Albert Kyle Johnson (born December 15, 1978) is an American former professional football player who was a fullback in the National Football League (NFL). He was selected by the Carolina Panthers in the fifth round of the 2002 NFL draft. He played college football for the Syracuse Orange.

==Early life==
As a senior at Woodbridge High School in Woodbridge Township, New Jersey, Johnson won second-team All-State recognition, All-County honors, and All-Area honors.

==College career==
Johnson played college football at Syracuse University. However, an ankle injury ended his season in the Oranges' opener but still had 20 touchdowns; he was subsequently granted a sixth year of eligibility by the NCAA.

==Professional career==

===Carolina Panthers===
Johnson was selected by the Carolina Panthers as the 10th pick in the 5th round of the 2002 NFL draft. He was cut by the team on September 1, 2002.

===New York Giants===
Johnson was signed to the practice squad of the New York Giants on September 3, 2002. He was released on October 23, 2002.

===Detroit Lions===
Johnson was signed to the practice squad of the Detroit Lions on November 13, 2002.

===Denver Broncos===
Johnson was signed to the Denver Broncos' active roster off of the Lions' practice squad on December 10, 2002, but was inactive for the remainder of the season and spent the next year being shuffled between the active roster and the practice squad. He began 2004 with the Broncos as a backup and special teams player; however, injuries led to starting fullback Reuben Droughns being moved to tailback, leaving the fullback spot to Johnson. However, after three starts, he suffered a season-ending injury to his right ankle. Thereafter, Johnson was the starting fullback for the next several years serving as a valuable run blocker and pass catcher within the Mike Shanahan offense. During the 2006 regular season with the Denver Broncos, Johnson scored a career-high 6 touchdowns (5 catching and 1 rushing).
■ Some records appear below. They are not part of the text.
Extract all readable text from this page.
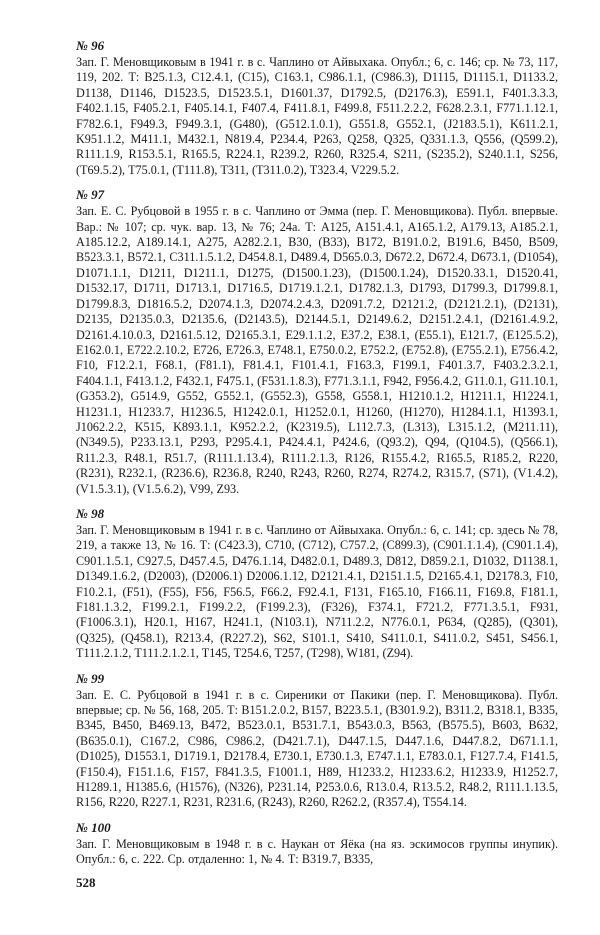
№ 96

Зап. Г. Меновщиковым в 1941 г. в с. Чаплино от Айвыхака. Опубл.; 6, с. 146; ср. № 73, 117, 119, 202. Т: B25.1.3, C12.4.1, (C15), C163.1, C986.1.1, (C986.3), D1115, D1115.1, D1133.2, D1138, D1146, D1523.5, D1523.5.1, D1601.37, D1792.5, (D2176.3), E591.1, F401.3.3.3, F402.1.15, F405.2.1, F405.14.1, F407.4, F411.8.1, F499.8, F511.2.2.2, F628.2.3.1, F771.1.12.1, F782.6.1, F949.3, F949.3.1, (G480), (G512.1.0.1), G551.8, G552.1, (J2183.5.1), K611.2.1, K951.1.2, M411.1, M432.1, N819.4, P234.4, P263, Q258, Q325, Q331.1.3, Q556, (Q599.2), R111.1.9, R153.5.1, R165.5, R224.1, R239.2, R260, R325.4, S211, (S235.2), S240.1.1, S256, (T69.5.2), T75.0.1, (T111.8), T311, (T311.0.2), T323.4, V229.5.2.

№ 97

Зап. Е. С. Рубцовой в 1955 г. в с. Чаплино от Эмма (пер. Г. Меновщикова). Публ. впервые. Вар.: № 107; ср. чук. вар. 13, № 76; 24а. Т: A125, A151.4.1, A165.1.2, A179.13, A185.2.1, A185.12.2, A189.14.1, A275, A282.2.1, B30, (B33), B172, B191.0.2, B191.6, B450, B509, B523.3.1, B572.1, C311.1.5.1.2, D454.8.1, D489.4, D565.0.3, D672.2, D672.4, D673.1, (D1054), D1071.1.1, D1211, D1211.1, D1275, (D1500.1.23), (D1500.1.24), D1520.33.1, D1520.41, D1532.17, D1711, D1713.1, D1716.5, D1719.1.2.1, D1782.1.3, D1793, D1799.3, D1799.8.1, D1799.8.3, D1816.5.2, D2074.1.3, D2074.2.4.3, D2091.7.2, D2121.2, (D2121.2.1), (D2131), D2135, D2135.0.3, D2135.6, (D2143.5), D2144.5.1, D2149.6.2, D2151.2.4.1, (D2161.4.9.2, D2161.4.10.0.3, D2161.5.12, D2165.3.1, E29.1.1.2, E37.2, E38.1, (E55.1), E121.7, (E125.5.2), E162.0.1, E722.2.10.2, E726, E726.3, E748.1, E750.0.2, E752.2, (E752.8), (E755.2.1), E756.4.2, F10, F12.2.1, F68.1, (F81.1), F81.4.1, F101.4.1, F163.3, F199.1, F401.3.7, F403.2.3.2.1, F404.1.1, F413.1.2, F432.1, F475.1, (F531.1.8.3), F771.3.1.1, F942, F956.4.2, G11.0.1, G11.10.1, (G353.2), G514.9, G552, G552.1, (G552.3), G558, G558.1, H1210.1.2, H1211.1, H1224.1, H1231.1, H1233.7, H1236.5, H1242.0.1, H1252.0.1, H1260, (H1270), H1284.1.1, H1393.1, J1062.2.2, K515, K893.1.1, K952.2.2, (K2319.5), L112.7.3, (L313), L315.1.2, (M211.11), (N349.5), P233.13.1, P293, P295.4.1, P424.4.1, P424.6, (Q93.2), Q94, (Q104.5), (Q566.1), R11.2.3, R48.1, R51.7, (R111.1.13.4), R111.2.1.3, R126, R155.4.2, R165.5, R185.2, R220, (R231), R232.1, (R236.6), R236.8, R240, R243, R260, R274, R274.2, R315.7, (S71), (V1.4.2), (V1.5.3.1), (V1.5.6.2), V99, Z93.

№ 98

Зап. Г. Меновщиковым в 1941 г. в с. Чаплино от Айвыхака. Опубл.: 6, с. 141; ср. здесь № 78, 219, а также 13, № 16. Т: (C423.3), C710, (C712), C757.2, (C899.3), (C901.1.1.4), (C901.1.4), C901.1.5.1, C927.5, D457.4.5, D476.1.14, D482.0.1, D489.3, D812, D859.2.1, D1032, D1138.1, D1349.1.6.2, (D2003), (D2006.1) D2006.1.12, D2121.4.1, D2151.1.5, D2165.4.1, D2178.3, F10, F10.2.1, (F51), (F55), F56, F56.5, F66.2, F92.4.1, F131, F165.10, F166.11, F169.8, F181.1, F181.1.3.2, F199.2.1, F199.2.2, (F199.2.3), (F326), F374.1, F721.2, F771.3.5.1, F931, (F1006.3.1), H20.1, H167, H241.1, (N103.1), N711.2.2, N776.0.1, P634, (Q285), (Q301), (Q325), (Q458.1), R213.4, (R227.2), S62, S101.1, S410, S411.0.1, S411.0.2, S451, S456.1, T111.2.1.2, T111.2.1.2.1, T145, T254.6, T257, (T298), W181, (Z94).

№ 99

Зап. Е. С. Рубцовой в 1941 г. в с. Сиреники от Пакики (пер. Г. Меновщикова). Публ. впервые; ср. № 56, 168, 205. Т: B151.2.0.2, B157, B223.5.1, (B301.9.2), B311.2, B318.1, B335, B345, B450, B469.13, B472, B523.0.1, B531.7.1, B543.0.3, B563, (B575.5), B603, B632, (B635.0.1), C167.2, C986, C986.2, (D421.7.1), D447.1.5, D447.1.6, D447.8.2, D671.1.1, (D1025), D1553.1, D1719.1, D2178.4, E730.1, E730.1.3, E747.1.1, E783.0.1, F127.7.4, F141.5, (F150.4), F151.1.6, F157, F841.3.5, F1001.1, H89, H1233.2, H1233.6.2, H1233.9, H1252.7, H1289.1, H1385.6, (H1576), (N326), P231.14, P253.0.6, R13.0.4, R13.5.2, R48.2, R111.1.13.5, R156, R220, R227.1, R231, R231.6, (R243), R260, R262.2, (R357.4), T554.14.

№ 100

Зап. Г. Меновщиковым в 1948 г. в с. Наукан от Яёка (на яз. эскимосов группы инупик). Опубл.: 6, с. 222. Ср. отдаленно: 1, № 4. Т: B319.7, B335,

528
His touchdowns often ended in his signature "Bucking Bronco" celebration dance.

On September 1, 2007, Johnson was cut from the Denver Broncos. He re-signed with the Broncos on November 22, 2007, when guard Isaac Snell was cut to make room for Johnson due to the injuries of Travis Henry, Selvin Young and Paul Smith. He was cut again on November 27, 2007.